Un double succès politique. En prenant connaissance dans nos bulletins des réactions souvent contradictoires des parlementaires européens sur la directive «services» telle qu'elle a été en définitive votée, certains lecteurs seront restés parfois déconcertés. Faut-il considérer le résultat final comme un succès éclatant du Parlement européen, ainsi qu'il a été affirmé par les trois principaux groupes politiques, ou bien comme un mauvais résultat, ainsi que l'ont déclaré d'autres groupes et certains parlementaires à titre personnel ?
Il n'existe pas de contradictions, mais une équivoque à dissiper. Le compromis intervenu sur cette directive tellement controversée (pour certains observateurs, elle a été l'une des causes principales du référendum négatif en France sur le projet de traité constitutionnel), représente effectivement un grand succès du PE qui s'est définitivement affirmé en tant que législateur. On a pu constater qu'il n'est pas là simplement pour dire oui ou non aux propositions de la Commission européenne et aux «positions communes» du Conseil, mais qu'il est en mesure de définir lui-même des textes permettant de concilier des positions au départ opposées. Il aurait pu simplement rejeter le projet proposé en son temps par M. Bolkestein. Mais la plupart des parlementaires et des Etats membres sont convaincus qu'en principe la libre circulation des services est utile au bon fonctionnement du grand marché sans frontières et peut contribuer à l'expansion économique. Le PE a donc estimé préférable de modifier le projet initial en définissant, malgré les divergences, des compromis qui ont en définitive recueilli une vaste majorité en son sein ; et il a surtout réussi à l'imposer, pour l'essentiel, à la Commission européenne (malgré ses réticences sur quelques aspects) et au Conseil.
Le succès politique est donc double: doter l'Europe d'un texte généralement reconnu comme utile pour l'économie européenne ; consolider le caractère démocratique de la méthode institutionnelle communautaire. Les opinions publiques devraient, au moins en partie, s'en rendre compte.
Les forces politiques gardent leurs orientations. Mais en même temps - et c'est ici la source de l'équivoque - les forces politiques gardent leurs convictions et continuent logiquement à se battre pour les affirmer, car l'affaire des services est loin d'être achevée. Pour certains groupes politiques, la directive actuelle ne va pas assez loin dans la libération ; pour d'autres, elle ne protège pas suffisamment les services d'intérêt économique général et les services sociaux. Les secteurs concernés (services sanitaires, organisations pour la lutte contre la pauvreté, etc.), ainsi que les représentants des consommateurs et les défenseurs du « modèle social européen» maintiennent leurs revendications et les défendent, parfois âprement.

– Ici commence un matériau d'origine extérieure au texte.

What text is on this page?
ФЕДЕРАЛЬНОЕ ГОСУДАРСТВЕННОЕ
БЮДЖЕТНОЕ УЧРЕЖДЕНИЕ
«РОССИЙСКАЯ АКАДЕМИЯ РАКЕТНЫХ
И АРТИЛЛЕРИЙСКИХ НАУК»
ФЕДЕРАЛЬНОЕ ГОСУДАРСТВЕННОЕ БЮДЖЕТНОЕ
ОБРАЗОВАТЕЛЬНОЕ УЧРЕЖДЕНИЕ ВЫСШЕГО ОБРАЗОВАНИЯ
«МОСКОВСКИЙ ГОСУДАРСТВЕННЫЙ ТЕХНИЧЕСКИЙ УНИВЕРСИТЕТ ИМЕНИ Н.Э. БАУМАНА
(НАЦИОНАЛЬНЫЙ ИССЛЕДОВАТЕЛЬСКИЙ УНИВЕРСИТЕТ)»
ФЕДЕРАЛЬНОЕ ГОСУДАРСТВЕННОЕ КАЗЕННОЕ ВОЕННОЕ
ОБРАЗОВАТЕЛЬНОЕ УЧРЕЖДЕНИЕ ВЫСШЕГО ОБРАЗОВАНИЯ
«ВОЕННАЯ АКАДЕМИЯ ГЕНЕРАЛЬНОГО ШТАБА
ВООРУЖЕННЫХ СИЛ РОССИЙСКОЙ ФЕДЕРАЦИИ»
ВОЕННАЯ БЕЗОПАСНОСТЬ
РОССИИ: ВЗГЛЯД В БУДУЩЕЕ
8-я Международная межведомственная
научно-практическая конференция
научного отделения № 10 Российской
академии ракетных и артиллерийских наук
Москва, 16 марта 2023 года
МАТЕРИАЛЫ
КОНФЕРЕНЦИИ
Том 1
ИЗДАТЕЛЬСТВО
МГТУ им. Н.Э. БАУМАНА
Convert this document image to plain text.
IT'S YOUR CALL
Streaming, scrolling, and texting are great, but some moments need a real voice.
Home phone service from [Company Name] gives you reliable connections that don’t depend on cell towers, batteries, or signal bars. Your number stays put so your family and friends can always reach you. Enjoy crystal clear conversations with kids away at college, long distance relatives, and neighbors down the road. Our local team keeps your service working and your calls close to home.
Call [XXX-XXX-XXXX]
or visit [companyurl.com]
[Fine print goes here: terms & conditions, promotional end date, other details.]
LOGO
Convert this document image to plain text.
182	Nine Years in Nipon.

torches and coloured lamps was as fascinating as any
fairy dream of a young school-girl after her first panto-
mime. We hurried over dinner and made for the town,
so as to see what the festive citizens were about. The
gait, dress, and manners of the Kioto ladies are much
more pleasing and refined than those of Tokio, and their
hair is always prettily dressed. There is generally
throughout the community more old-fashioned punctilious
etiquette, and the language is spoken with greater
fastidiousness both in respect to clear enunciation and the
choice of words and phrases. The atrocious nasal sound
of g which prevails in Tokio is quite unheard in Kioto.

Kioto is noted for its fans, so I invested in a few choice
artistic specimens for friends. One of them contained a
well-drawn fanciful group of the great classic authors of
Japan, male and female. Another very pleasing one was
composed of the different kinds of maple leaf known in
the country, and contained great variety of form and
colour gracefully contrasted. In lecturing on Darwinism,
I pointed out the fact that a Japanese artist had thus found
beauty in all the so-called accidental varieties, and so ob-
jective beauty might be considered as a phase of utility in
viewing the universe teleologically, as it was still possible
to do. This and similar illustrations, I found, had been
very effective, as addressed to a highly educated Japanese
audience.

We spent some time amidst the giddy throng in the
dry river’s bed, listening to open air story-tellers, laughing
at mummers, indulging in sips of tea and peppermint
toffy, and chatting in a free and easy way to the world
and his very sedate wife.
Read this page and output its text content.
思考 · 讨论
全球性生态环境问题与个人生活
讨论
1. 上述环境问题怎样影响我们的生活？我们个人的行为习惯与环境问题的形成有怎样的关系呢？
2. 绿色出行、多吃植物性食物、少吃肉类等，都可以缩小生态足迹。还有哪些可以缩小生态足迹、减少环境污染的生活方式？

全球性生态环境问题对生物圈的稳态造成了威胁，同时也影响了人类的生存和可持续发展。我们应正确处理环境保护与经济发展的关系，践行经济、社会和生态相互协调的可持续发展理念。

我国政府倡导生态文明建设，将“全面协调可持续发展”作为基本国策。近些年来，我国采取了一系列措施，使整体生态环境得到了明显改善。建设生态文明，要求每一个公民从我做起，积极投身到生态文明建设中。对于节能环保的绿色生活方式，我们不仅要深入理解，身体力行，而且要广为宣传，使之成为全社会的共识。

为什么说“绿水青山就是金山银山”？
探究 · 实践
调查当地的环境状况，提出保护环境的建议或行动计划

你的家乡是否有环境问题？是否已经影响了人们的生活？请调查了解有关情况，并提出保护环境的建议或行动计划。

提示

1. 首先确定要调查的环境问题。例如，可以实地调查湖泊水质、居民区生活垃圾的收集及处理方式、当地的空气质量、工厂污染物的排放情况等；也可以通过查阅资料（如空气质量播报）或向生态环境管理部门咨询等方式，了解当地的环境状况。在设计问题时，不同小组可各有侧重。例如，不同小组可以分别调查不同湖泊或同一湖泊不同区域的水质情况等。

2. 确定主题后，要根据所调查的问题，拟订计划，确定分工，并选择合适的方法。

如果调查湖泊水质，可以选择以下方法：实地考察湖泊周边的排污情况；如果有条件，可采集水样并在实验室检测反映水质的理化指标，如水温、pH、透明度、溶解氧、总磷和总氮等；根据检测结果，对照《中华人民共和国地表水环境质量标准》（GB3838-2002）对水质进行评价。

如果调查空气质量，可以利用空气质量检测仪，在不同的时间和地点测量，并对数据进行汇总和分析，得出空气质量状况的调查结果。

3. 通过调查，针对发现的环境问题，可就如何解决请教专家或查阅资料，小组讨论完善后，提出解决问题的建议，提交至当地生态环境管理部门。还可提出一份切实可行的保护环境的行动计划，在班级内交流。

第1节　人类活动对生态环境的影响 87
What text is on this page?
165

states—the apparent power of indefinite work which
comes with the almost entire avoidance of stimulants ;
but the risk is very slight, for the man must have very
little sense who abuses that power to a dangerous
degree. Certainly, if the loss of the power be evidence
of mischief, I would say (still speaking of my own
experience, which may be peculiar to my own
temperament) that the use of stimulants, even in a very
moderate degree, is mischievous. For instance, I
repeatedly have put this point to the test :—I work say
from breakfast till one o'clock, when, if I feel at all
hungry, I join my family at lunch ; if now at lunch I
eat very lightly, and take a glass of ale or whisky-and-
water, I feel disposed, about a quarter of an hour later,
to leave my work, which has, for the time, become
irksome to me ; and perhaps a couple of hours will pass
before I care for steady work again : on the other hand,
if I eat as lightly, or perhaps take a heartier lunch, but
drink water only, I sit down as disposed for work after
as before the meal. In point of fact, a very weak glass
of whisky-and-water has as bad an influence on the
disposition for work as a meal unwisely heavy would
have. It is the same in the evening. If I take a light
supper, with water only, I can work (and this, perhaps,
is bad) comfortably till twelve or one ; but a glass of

La bataille se poursuit, donc, d'autant plus que la directive actuelle est loin de répondre clairement à toutes les questions ; selon certains observateurs, les compromis atteints sur des aspects controversés se prêtent à des interprétations différentes, avec le risque d'applications qui ne seraient pas uniformes et la suite inévitable de recours en Cour de justice (c'est, par exemple, l'opinion de la co-présidente des Verts, Monica Frassoni). Le Commissaire McCreevy a fait une déclaration en session plénière du PE pour apporter des assurances sur l'application de la directive, mais certains parlementaires ont observé que sa déclaration n'a aucune portée juridique. Au nom du groupe des Verts, Pierre Jonckheer a réclamé une fois de plus une directive cadre pour les services d'intérêt général (SIG), qui représentent, à son avis, la clé du modèle européen de société. Cette directive-cadre devrait: définir les critères et les objectifs des SIG ; limiter l'impact des règles de concurrence à leur égard ; garantir le droit et la capacité des pouvoirs publics (nationaux, régionaux et locaux) de financer et gérer ces services comme ils l'entendent afin de poursuivre la cohésion sociale et territoriale, la protection de l'environnement et la diversité culturelle. La Commission européenne, on le sait est réticente à l'égard de cette initiative, dont elle conteste l'efficacité.
La responsabilité des Etats. Les remarques qui précèdent sont confirmées par les réactions des groupes d'intérêt. Je renvoie au résumé vaste et éclairant de Mathieu Bion dans notre bulletin n. 9313. Même les organismes qui maintiennent des réserves se félicitent du résultat atteint par le PE; les plus critiques parlent d'une «victoire partielle». Des représentants de la catégorie la plus directement concernée, celle des petites et moyennes entreprises, ont défini le texte comme étant «la meilleure législation possible pour améliorer les opportunités des entreprises tout en maintenant le pouvoir de contrôle des Etats». L'attention et les soucis se concentrent à présent sur la transposition de la directive européenne dans les législations de tous les Etats membres, afin qu'elle soit effectivement appliquée partout à partir de 2010. C'est le nouveau défi, et il est de taille. (F.R.)